There’s an article on the church’s renovation available from the Diocese of Bethlehem. And more about the awards, including information on all the winners, is available here.
On a very different note, Notre Dame (Paris) is celebrating its 850th anniversary this year
Design for the new Roman Catholic Cathedral in Port-au-Prince, Haiti.
Kenan Malik writes about St. Etheldreda Church, perhaps the oldest Catholic Church in England. As he says, “An ecclesiastical gem soaked in blood and history.”
Your thoughts remind me of Grace Cathedral in San Francisco – certainly a great example of the “permanent” type of sacred space. However, at least when I was there, they were actively pursuing the most creative mixes of art, architecture, and liturgy. For example, at Pentecost they had the artist Nancy Chinn drape hundreds of continuous yards of multicolor fabrics behind the altar, to the top of the cathedral, over the heads of the congregation, and up again into the back choir loft. Breathtaking. At another point, they had an all night meditation/prayer camp, with all the participants encircling the altar, including sleeping bags – and this is the mayor’s church!

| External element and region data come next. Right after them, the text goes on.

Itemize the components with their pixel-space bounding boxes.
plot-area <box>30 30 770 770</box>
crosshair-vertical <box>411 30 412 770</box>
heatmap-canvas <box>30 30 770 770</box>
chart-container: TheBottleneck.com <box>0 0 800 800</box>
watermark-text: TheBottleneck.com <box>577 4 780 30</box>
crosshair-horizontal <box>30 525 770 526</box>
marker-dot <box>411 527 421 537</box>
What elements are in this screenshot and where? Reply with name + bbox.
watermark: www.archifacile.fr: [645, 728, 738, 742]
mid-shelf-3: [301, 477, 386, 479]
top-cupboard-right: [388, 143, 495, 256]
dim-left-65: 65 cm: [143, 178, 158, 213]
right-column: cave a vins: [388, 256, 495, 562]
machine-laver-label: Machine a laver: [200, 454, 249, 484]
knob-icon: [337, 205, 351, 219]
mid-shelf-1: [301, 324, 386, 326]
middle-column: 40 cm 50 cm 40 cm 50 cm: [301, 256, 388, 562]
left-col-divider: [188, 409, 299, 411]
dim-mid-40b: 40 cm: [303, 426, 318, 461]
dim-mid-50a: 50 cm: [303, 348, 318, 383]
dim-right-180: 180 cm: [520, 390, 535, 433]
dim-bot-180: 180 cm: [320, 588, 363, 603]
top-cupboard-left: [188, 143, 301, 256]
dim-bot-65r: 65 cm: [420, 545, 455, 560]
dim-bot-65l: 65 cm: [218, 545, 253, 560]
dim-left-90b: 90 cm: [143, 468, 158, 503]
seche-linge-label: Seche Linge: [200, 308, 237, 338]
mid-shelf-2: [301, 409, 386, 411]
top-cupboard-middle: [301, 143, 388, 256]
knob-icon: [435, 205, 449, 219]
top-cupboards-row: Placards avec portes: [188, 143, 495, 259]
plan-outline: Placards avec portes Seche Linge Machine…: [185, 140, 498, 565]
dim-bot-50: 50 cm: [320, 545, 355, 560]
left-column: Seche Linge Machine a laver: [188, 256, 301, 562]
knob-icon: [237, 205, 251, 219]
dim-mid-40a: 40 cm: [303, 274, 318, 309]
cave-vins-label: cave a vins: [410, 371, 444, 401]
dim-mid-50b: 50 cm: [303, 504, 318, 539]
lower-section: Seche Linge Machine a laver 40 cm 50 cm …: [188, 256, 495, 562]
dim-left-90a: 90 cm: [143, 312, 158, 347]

On the other side of creative approaches, there are some people video-streaming their “church” gatherings on-line. They start with some jazz piano, and follow with a “question the guest theologian” session. Interesting.
Thanks for this post!
So, shall we do this at Grace, Madison, some time?
So much gratitude for your post! I have been thinking and inquiring about Sacred Space. Thank you for your insight. ~ Much light to you in the new year!